The operation $(a,b)\cdot(c,d) \mapsto (ac, bd), \ \ S \times S \to S$. Can be generalized. What if you let the operation be given by a pair of polynomials as $(p(a,b,c,d), q(a,b,c,d))$. For instance the polynomials $p = ac - bd, \ q = ad + bc$ work, i.e. $S$ is closed under $x \cdot y \mapsto (p(x,y), q(x,y))$.
In the following, let $(a,b) = x$ and $(c,d) = y$ and $p(x,y)$ stand for $p(a,b,c,d)$.
Lets see. The polynomials we speak of are in $\Bbb{Z}[x_1, \dots, x_4]$ which we'll just call $R$. Consider the ideal $I = x_1 x_3 R + x_1 x_4 R + x_2 x_3 R + x_2 x_4 R$.
Conjecture: the set of all integer polynomial pairs $p,q$ such that $S$ is closed under $x\cdot y \mapsto (p(x,y), q(x,y))$ is $I \times I$.
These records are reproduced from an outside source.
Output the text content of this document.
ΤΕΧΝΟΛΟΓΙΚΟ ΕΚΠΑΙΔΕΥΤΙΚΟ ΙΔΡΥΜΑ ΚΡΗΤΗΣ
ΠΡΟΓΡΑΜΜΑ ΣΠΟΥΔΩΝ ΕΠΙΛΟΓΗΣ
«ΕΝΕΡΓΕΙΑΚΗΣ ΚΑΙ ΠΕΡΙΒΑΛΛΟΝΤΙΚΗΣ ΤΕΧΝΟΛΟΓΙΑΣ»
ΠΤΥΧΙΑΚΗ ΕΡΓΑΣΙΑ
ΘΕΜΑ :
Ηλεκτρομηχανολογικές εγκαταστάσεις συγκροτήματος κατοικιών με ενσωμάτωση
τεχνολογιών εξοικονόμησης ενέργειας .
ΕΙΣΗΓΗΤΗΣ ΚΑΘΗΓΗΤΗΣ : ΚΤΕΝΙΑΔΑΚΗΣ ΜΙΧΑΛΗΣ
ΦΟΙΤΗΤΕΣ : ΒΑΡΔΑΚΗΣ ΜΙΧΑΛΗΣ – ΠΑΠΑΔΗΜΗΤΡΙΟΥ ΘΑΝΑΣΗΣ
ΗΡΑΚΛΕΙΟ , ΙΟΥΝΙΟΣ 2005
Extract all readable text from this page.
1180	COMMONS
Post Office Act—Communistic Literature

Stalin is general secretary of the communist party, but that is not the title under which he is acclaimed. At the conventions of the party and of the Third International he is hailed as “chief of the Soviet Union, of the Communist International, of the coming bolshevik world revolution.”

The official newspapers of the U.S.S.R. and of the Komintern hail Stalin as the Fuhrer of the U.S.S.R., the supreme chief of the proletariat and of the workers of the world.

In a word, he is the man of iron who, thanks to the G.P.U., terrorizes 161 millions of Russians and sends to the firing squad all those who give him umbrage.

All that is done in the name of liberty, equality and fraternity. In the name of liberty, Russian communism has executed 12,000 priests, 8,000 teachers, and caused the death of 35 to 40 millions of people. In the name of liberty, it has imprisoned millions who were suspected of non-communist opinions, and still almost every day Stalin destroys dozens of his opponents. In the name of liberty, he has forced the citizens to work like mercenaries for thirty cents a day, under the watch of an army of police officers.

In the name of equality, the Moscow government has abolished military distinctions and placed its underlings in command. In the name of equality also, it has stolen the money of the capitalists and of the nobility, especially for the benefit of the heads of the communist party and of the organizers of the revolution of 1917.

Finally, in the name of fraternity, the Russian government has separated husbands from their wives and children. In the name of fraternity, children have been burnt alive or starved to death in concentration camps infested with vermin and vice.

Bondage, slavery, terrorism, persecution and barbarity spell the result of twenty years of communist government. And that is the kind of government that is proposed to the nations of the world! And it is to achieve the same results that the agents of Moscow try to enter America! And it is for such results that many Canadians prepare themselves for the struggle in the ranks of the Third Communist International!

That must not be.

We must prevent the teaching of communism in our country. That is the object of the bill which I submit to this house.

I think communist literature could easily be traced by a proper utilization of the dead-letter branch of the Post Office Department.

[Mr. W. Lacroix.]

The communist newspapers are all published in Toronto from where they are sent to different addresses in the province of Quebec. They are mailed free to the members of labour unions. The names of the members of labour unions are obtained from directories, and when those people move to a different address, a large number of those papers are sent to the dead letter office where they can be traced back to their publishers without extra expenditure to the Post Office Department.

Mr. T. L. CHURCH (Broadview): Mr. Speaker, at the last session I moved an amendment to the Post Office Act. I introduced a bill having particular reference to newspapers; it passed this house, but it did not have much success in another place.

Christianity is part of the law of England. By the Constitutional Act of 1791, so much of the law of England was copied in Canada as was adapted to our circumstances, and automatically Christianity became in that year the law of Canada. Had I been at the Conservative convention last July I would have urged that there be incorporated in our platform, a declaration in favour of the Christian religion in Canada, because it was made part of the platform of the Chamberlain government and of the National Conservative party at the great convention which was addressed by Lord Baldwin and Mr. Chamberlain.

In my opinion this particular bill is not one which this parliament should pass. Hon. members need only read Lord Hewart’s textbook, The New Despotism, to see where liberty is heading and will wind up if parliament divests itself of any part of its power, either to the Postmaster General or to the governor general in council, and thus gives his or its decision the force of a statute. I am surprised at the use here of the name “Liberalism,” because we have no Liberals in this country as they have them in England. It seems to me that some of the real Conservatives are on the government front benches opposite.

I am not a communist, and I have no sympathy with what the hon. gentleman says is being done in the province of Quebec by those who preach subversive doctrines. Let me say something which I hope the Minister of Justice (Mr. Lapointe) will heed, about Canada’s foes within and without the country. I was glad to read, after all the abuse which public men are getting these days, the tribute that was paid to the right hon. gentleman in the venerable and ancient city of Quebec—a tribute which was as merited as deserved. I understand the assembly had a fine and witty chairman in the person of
Claim $(1)$: For any $p, q \in I$, the pair $p,q$ is such that $S$ is closed under $x \cdot y \mapsto (p(x, y), q(x,y))$
Proof. $\gcd(a,b)\cdot\gcd(c,d) = r$ divides each of $ac, ad, bc, bd$, so when we evaluate each of $p$, $q$, if they're in that ideal then clearly each results in an integer that is divisible by $r$. QED
Claim $(2)$: The set $T$ of all non-constant polynomials $p$ such that $p, q$ is such a pair for some polynomial $q$ forms an ideal of $R$ that contains $I$.
Proof. We've shown that $I$ satisfies the required properties so any such ideal contains $I$. We need to show that for all $p,q \in T, p - q \in T$ and $\forall r \in R, \ rT \subset T$.
Let $r\in R, p \in T$. Then $\exists q \in R$ such that $p, q$ is such a pair. Then $rp, q$ is automatically such a pair as anything dividing $p$ also divides $rp$. Thus $T$ absorbs $R$.
It's tougher to show that $p - q \in T$. We know that $\gcd(p(x,y), q'(x,y)) \neq 1, \forall x, y \in S$ for some non-constant $q' \in R$.